Researchers from the University of Notre Dame and their partners from China and Australia have published a new sample catalog of more than 24 million stars that can be used to trace the chemical evolution of elements in the Milky Way Galaxy.
The study, which was just this month published in The Astrophysical Journal, accounts for about one-hundredth of one percent of the Milky Way’s 240 billion or so stars. It is a significant accomplishment for Timothy Beers, the Grace-Rupley Professor of Physics at Notre Dame, who has dedicated the majority of his career to organizing and carrying out ever-larger surveys of stars in the field of galactic archaeology, which aims to understand the galaxy’s formation and chemical evolution.
In order to determine the abundances of heavy elements like iron, researchers used a novel method to measure the light from each star. They measured their ages, motions, and distances as well.
“The elemental abundances of individual stars trace the chemical enrichment of the Milky Way galaxy, from when it first began to form stars shortly after the Big Bang to the present,” Beers said.
“Combining this information with the stellar distances and motions allows us to constrain the origin of different components in the galaxy, such as the halo and disk populations,” he continued. “Adding age estimates puts a ‘clock’ on the process so that a much more complete picture of the entire process can be drawn.”
Beers and colleagues’ earlier spectroscopic study gave the data for the tens of thousands of stars that were used to calibrate the new method based on exact photometric readings. The most recent study employed sizable photometric samples from the European Gaia satellite project and the Australian SkyMapper Southern Survey to calibrate estimates of metallicity.
Until recently, obtaining low- and medium-resolution spectra that could be examined to extract this information was the only way to get precise estimates of the abundance of heavy metals, such as iron, for a significant number of stars. The procedure took a lot of time and effort.
The elemental abundances of individual stars trace the chemical enrichment of the Milky Way galaxy, from when it first began to form stars shortly after the Big Bang to the present. Combining this information with the stellar distances and motions allows us to constrain the origin of different components in the galaxy, such as the halo and disk populations.
Timothy Beers
Because they were born early in the history of the universe and so reveal the genesis of elements in the periodic table, Beers is especially interested in stars with the lowest metallicities, which are highly metal-poor stars with iron abundances less than 1% that of the sun.

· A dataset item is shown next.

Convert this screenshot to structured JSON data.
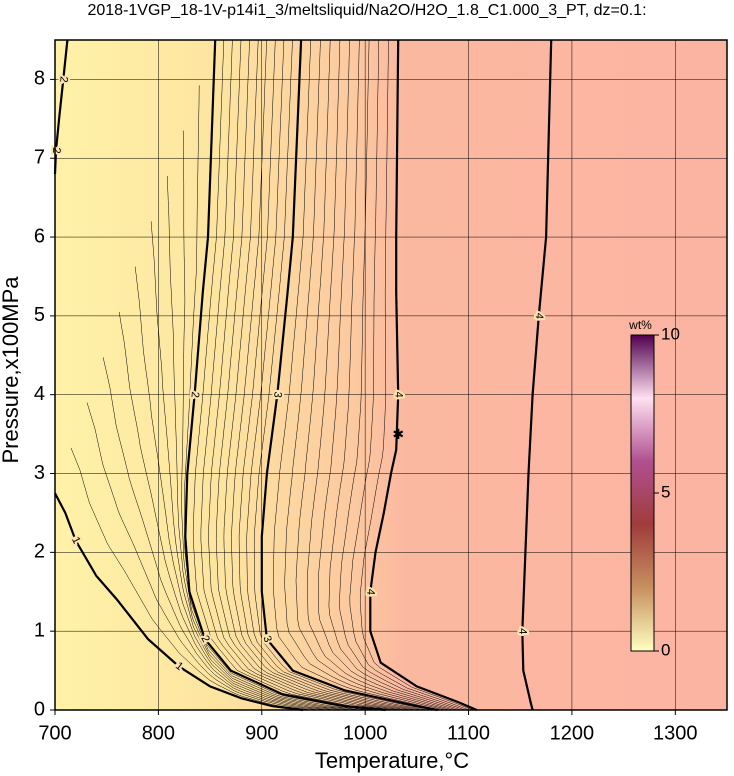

When Beers began his research in the early 1980s, there were only approximately 20 highly metal-poor stars known to science. With the addition of this new catalog, Beers’ “fossils of the night sky” now number over 500,000.
The new catalog, which contains more than 19 million dwarf and 5 million big stars, is anticipated to increase our understanding of the Milky Way’s formation in a number of ways, according to Beers.

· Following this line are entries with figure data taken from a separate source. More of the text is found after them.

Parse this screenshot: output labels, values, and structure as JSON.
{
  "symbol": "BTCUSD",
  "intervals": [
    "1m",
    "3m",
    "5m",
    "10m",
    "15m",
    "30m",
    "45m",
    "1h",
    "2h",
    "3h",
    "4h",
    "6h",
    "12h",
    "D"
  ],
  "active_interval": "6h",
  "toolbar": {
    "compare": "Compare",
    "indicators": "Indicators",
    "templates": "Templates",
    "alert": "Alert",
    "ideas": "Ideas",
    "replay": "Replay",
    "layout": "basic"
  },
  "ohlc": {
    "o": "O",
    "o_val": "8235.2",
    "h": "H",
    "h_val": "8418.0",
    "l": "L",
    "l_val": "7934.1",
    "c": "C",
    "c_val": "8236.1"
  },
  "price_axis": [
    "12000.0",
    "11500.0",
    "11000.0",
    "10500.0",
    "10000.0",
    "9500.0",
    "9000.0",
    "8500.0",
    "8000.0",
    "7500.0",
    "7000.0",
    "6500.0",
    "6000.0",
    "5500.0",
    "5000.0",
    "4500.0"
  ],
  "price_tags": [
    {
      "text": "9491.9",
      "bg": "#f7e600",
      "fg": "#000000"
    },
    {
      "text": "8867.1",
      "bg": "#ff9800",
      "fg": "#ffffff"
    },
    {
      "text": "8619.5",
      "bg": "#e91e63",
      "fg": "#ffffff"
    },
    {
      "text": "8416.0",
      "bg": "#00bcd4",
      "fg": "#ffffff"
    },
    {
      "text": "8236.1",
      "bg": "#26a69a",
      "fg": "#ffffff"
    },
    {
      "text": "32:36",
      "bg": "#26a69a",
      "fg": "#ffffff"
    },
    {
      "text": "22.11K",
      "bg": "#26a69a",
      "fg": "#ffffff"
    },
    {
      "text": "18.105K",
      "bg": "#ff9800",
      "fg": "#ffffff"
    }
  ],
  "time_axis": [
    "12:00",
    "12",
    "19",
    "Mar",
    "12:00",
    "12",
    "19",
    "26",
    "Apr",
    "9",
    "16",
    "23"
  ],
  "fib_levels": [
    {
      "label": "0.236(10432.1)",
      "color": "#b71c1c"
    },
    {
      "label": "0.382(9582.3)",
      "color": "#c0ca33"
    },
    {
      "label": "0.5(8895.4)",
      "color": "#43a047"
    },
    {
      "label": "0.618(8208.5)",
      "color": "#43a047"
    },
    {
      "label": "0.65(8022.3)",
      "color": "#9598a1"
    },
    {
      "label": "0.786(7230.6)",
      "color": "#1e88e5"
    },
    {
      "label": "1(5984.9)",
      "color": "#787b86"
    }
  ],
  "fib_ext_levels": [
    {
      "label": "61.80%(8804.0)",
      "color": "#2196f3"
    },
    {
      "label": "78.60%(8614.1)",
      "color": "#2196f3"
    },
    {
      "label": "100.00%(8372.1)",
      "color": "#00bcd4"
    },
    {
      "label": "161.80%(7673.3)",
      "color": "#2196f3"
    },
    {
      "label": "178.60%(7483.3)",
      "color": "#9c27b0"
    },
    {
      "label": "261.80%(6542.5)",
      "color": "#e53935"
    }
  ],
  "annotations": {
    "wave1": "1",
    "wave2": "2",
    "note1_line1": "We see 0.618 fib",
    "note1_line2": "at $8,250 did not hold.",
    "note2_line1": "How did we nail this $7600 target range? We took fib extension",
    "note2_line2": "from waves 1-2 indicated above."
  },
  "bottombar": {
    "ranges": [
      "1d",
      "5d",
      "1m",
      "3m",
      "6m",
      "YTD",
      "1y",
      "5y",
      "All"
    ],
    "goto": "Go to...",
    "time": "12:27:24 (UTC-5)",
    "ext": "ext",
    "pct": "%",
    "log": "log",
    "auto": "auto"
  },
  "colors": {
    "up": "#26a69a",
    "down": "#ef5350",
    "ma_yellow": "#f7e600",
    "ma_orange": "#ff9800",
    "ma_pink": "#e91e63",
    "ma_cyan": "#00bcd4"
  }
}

These include describing the galactic thin/thick disks’ structures, the spiral galaxies’ structural elements, and the population of stars and globular clusters that surround the majority of disk galaxies and are collectively referred to as their stellar halo. The list of stars will also aid in locating the star trails left by dwarf galaxies and globular clusters that have undergone disruption.

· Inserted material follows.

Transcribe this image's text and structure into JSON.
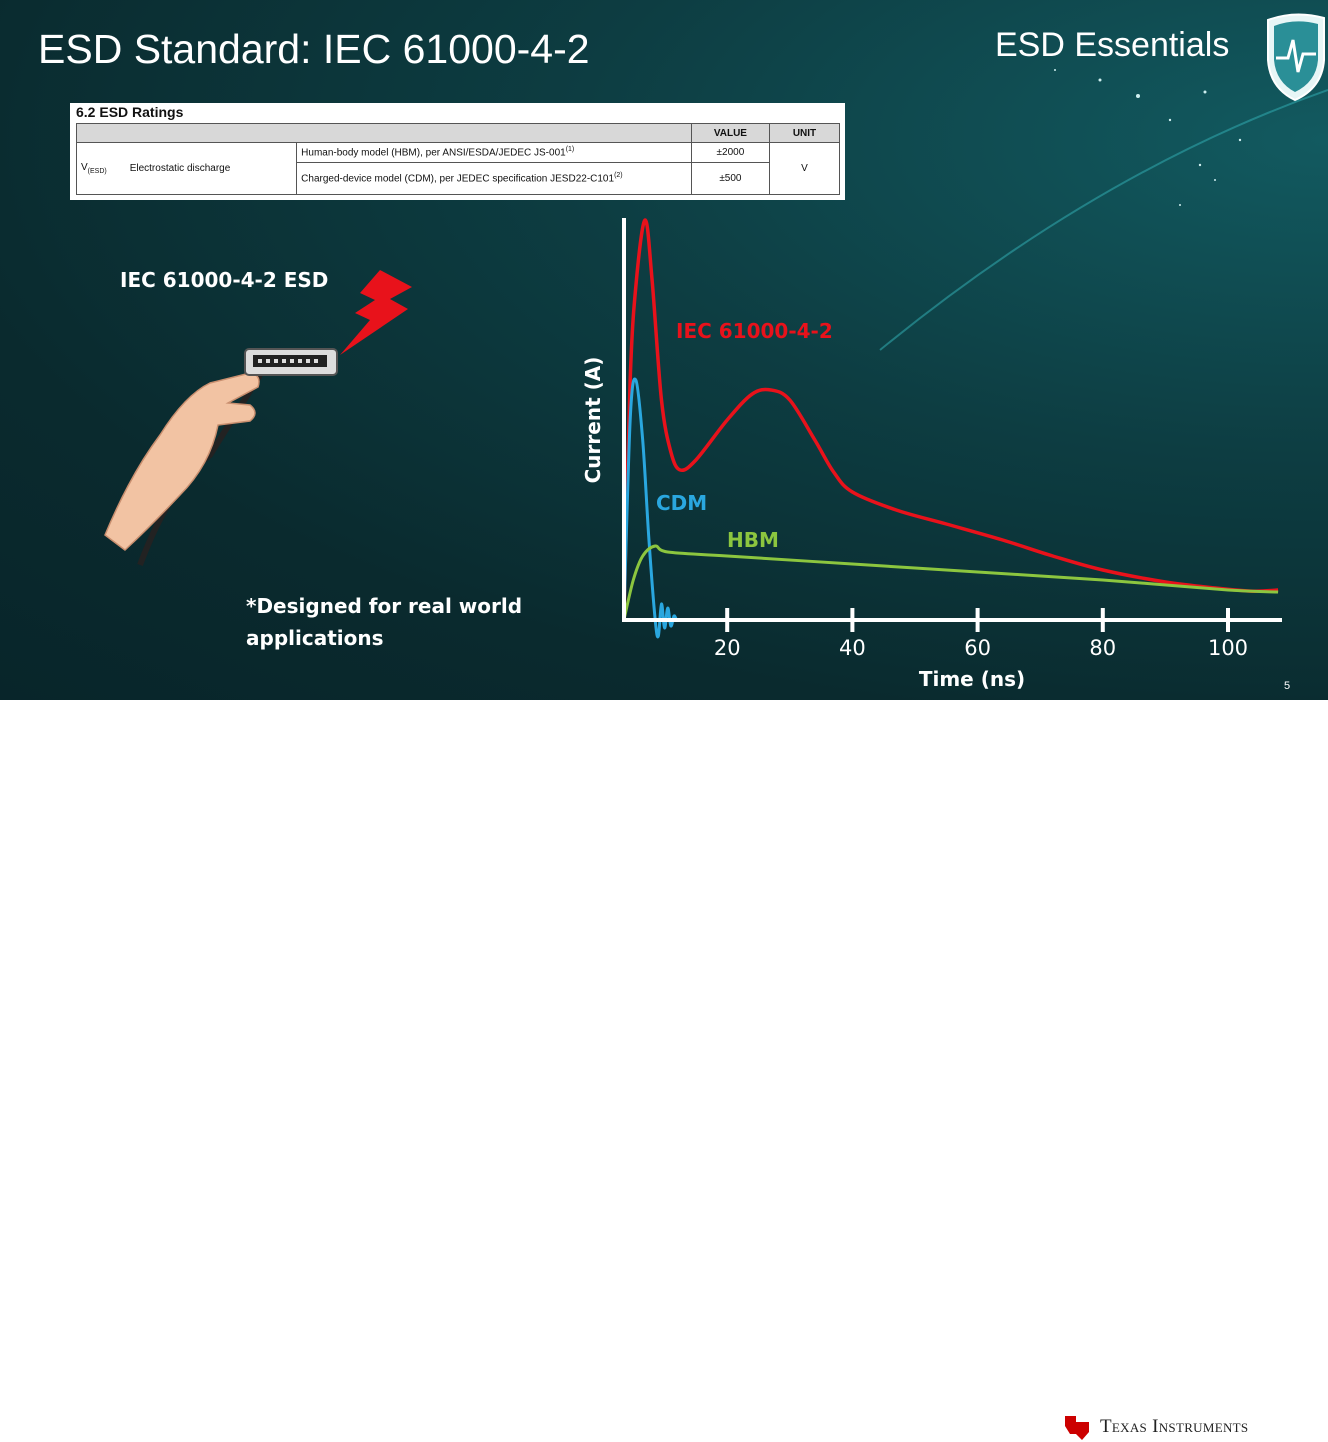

In addition to Beers and graduate student Derek Shank at the University of Notre Dame, other collaborators include lead author Yang Huang of Yunnan University, China; Christian Wolf and Christopher A. Onken, Australian National University; Young Sun Lee, Chungnam National University, Korea; Haibo Yuan, Beijing Normal University, China; Huawei Zhang, Peking University, China; Chun Wang, Tianjin Normal University, China; and Jianrong Shi and Zhou Fan, Chinese Academy of Sciences.
Beers and Shank’s work on this project received support from grant 14-30152, Physics Frontier Center/JINA Center for the Evolution of the Elements (JINA-CEE), awarded by the U.S. National Science Foundation. Beers also benefited from the Chinese Academy of Science’s 2019 PIFI Distinguished Scientist award.